Wednesday, 3 December 2025
Statements on tabled papers and petitions
Department of Treasury and Finance
Statements on tabled papers and petitions
Department of Treasury and Finance
Budget papers 2025–26
Michael GALEA (South-Eastern Metropolitan) (17:21): I am pleased to rise to speak on this year’s budget papers, specifically budget paper 3, page 88, which refers to switching on the Metro Tunnel. What a terrific event it was and what a terrific day it was on Sunday for the official opening of the Metro Tunnel – a year ahead of schedule in fact, and indeed it just snuck in a day earlier even than the recent announcement that it would be December this year. It was so fantastic to see the summer start and opening of the Metro Tunnel. We know that more than 70,000 Victorians came down to Anzac, to Town Hall, to State Library, to Parkville and to Arden stations across these five wonderful new stations going right through the heart of our city and inner city to check out the fantastic new trains and tunnels to see how it is all working together and the new stations and facilities.

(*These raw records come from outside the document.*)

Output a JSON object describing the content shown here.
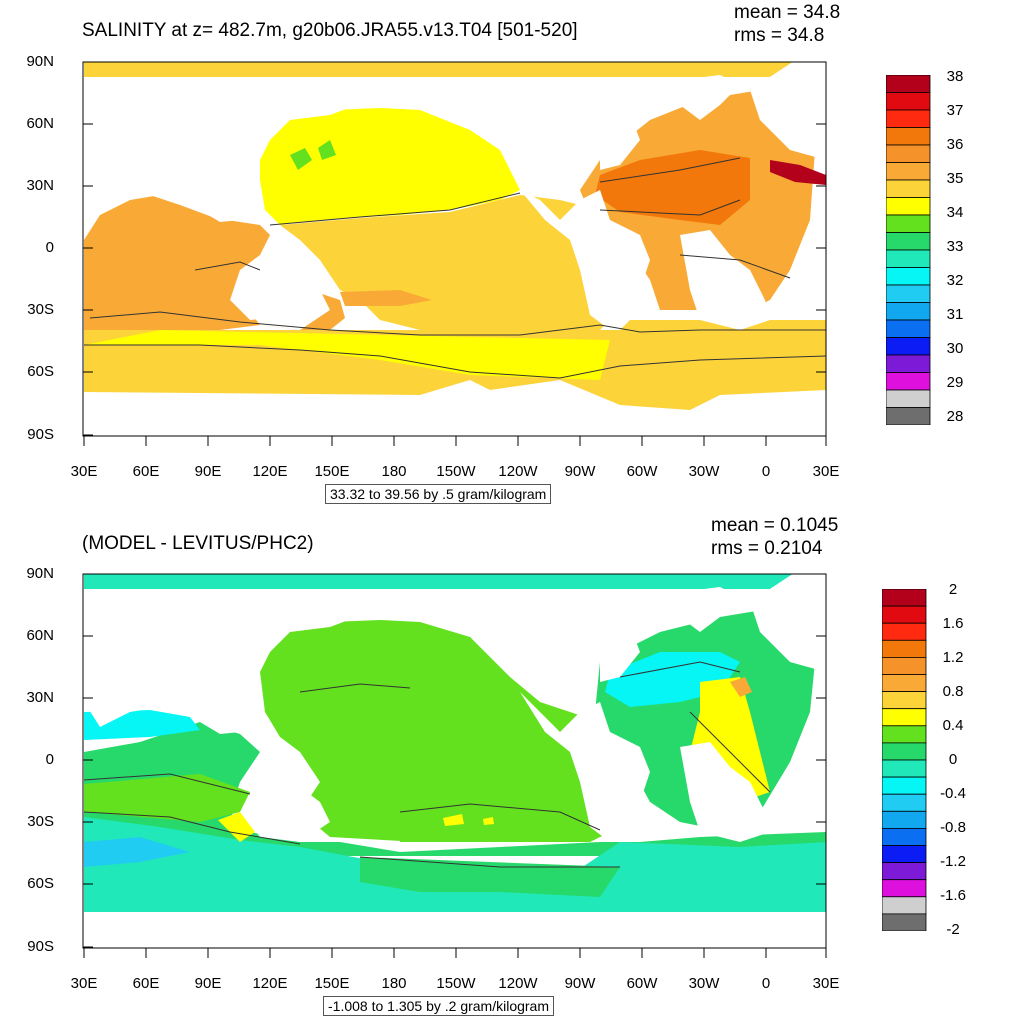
{
  "panels": [
    {
      "title": "SALINITY at z= 482.7m, g20b06.JRA55.v13.T04 [501-520]",
      "mean": "mean = 34.8",
      "rms": "rms = 34.8",
      "subtitle": "33.32 to 39.56 by .5 gram/kilogram",
      "y_labels": [
        "90N",
        "60N",
        "30N",
        "0",
        "30S",
        "60S",
        "90S"
      ],
      "x_labels": [
        "30E",
        "60E",
        "90E",
        "120E",
        "150E",
        "180",
        "150W",
        "120W",
        "90W",
        "60W",
        "30W",
        "0",
        "30E"
      ],
      "colorbar_labels": [
        "38",
        "37",
        "36",
        "35",
        "34",
        "33",
        "32",
        "31",
        "30",
        "29",
        "28"
      ],
      "colorbar_colors": [
        "#b3001b",
        "#e00a10",
        "#ff2a0f",
        "#f2780b",
        "#f5922a",
        "#f9aa36",
        "#fdd33a",
        "#ffff00",
        "#63e01e",
        "#27d96a",
        "#20e8b8",
        "#06f5f5",
        "#20ccf2",
        "#11a8f0",
        "#0b6ff2",
        "#0c1cf5",
        "#7c1ad8",
        "#dd10dd",
        "#cfcfcf",
        "#6e6e6e"
      ]
    },
    {
      "title": "(MODEL - LEVITUS/PHC2)",
      "mean": "mean = 0.1045",
      "rms": "rms = 0.2104",
      "subtitle": "-1.008 to 1.305 by .2 gram/kilogram",
      "y_labels": [
        "90N",
        "60N",
        "30N",
        "0",
        "30S",
        "60S",
        "90S"
      ],
      "x_labels": [
        "30E",
        "60E",
        "90E",
        "120E",
        "150E",
        "180",
        "150W",
        "120W",
        "90W",
        "60W",
        "30W",
        "0",
        "30E"
      ],
      "colorbar_labels": [
        "2",
        "1.6",
        "1.2",
        "0.8",
        "0.4",
        "0",
        "-0.4",
        "-0.8",
        "-1.2",
        "-1.6",
        "-2"
      ],
      "colorbar_colors": [
        "#b3001b",
        "#e00a10",
        "#ff2a0f",
        "#f2780b",
        "#f5922a",
        "#f9aa36",
        "#fdd33a",
        "#ffff00",
        "#63e01e",
        "#27d96a",
        "#20e8b8",
        "#06f5f5",
        "#20ccf2",
        "#11a8f0",
        "#0b6ff2",
        "#0c1cf5",
        "#7c1ad8",
        "#dd10dd",
        "#cfcfcf",
        "#6e6e6e"
      ]
    }
  ]
}
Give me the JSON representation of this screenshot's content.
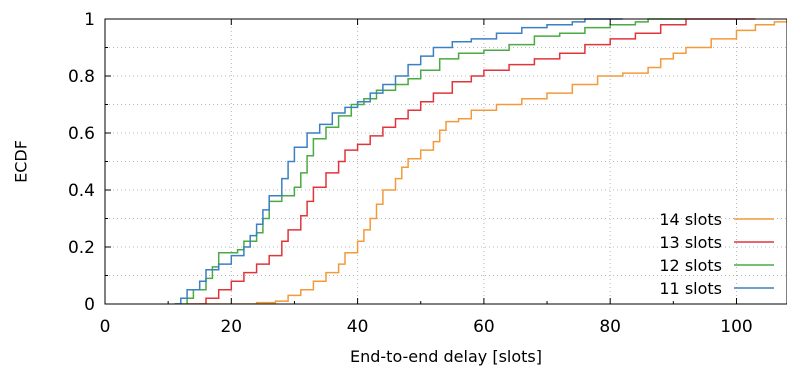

We know, of course, that Town Hall connects in with Flinders Street and State Library connects in with Melbourne Central as well. It is all part of providing great new infrastructure for that part of the city and providing those opportunities for new housing and densification in places like Arden. It is also about connecting the Pakenham and Cranbourne lines through to the Sunbury line and freeing up other lines, including from 1 February allowing the Frankston line trains to run through the city loop. It is a very, very exciting project for those of us in the south-east, with the new high-capacity metro trains (HCMT) using the tunnel, and indeed we even see platform screen doors for the first time being used in Victorian stations, which coordinate the doors with the trains.
Earlier this year the Liberal Party made some bizarre statements about the Metro Tunnel. They were not their first and will not be their last statements about the Metro Tunnel. They claim that some of the new trains that are coming in, the new X’Trapolis 2.0s, will not actually be compatible with the Metro Tunnel. They said what an outrage it was: ‘You should be fixing it; you should be making these doors compatible with the Metro Tunnel.’ Never mind the fact that these trains are not actually going to ever be using those lines that run through the Metro Tunnel. Apparently the former and now, somehow, again Shadow Minister for Public Transport Matthew Guy seems to think that the government should be spending money to make these doors compatible with the new tunnel stations, despite the fact that these trains will never actually be using them. We have a dedicated fleet, the fantastic HCMTs, which are already running on the Pakenham and Cranbourne lines and will soon take over full services on the Sunbury line too. Apparently he deserves, in that bright-thinking Liberal Party, a role back in the shadow cabinet as public transport shadow again.
Maybe that is where the latest brainwave came from last week: the shock horror of discovering that if you walk into State Library station, where there is easy connectivity with Melbourne Central connecting those two parts of the network, and then you walk across to Melbourne Central and then you tap out, you might have to pay – the shock horror of it. Now we have actually resolved the issue, if you can even call it an issue. Frankly, it is a bizarre claim from the Liberal Party. If you have already travelled into the city, you are going to have to pay the daily cap anyway, but they think that if you want to cross La Trobe Street, the simplest thing to do is not to just cross La Trobe Street but to go down into one station, walk across into another, and then take the three or four escalators that it takes to get out of the maze of the shopping centre in Melbourne Central. If they think that is the biggest issue, well, wow, what a good issue to have.
Victorians know that this is a fantastic project, and Victorians also know that it is only Labor governments that deliver these projects. The Liberal Party were outspoken from the get-go on this project. When they were in office for four years, it was four years of wasted opportunity. They supported it, then they did not, then they supported it but wanted it to run through Fishermans Bend and actually not connect any of the points that have been opened up by the new tunnel – any of the university precincts, the hospital precincts – or through the central spire of the city. They wanted to waste resources on a project that was, frankly, a dud, and it took the Andrews, now Allan, Labor government and Jacinta Allan, first as transport infrastructure minister and now as Premier, to see this project through from start to finish.
We have seen what happens when you elect Labor governments. We deliver services and we deliver infrastructure, and that is exactly what the Metro Tunnel represents. With the big switch coming from 1 February we are going to see that uplift in services on the Pakenham–Cranbourne–Sunbury corridor of course through the Metro Tunnel but across lots of other parts of the railway network as well. We are already seeing some of those frequency uplifts announced in these same budget papers that I am referring to. As our city grows, whether it is the inner city, whether it is the outer suburbs or whether it is indeed the regions, that is exactly why we need these state-shaping projects. Like the city loop 40 years ago, which the same naysayers over there would have been opposing as well, we need these projects. This is exactly what Labor governments do – they deliver, and that is exactly what the Metro Tunnel is doing.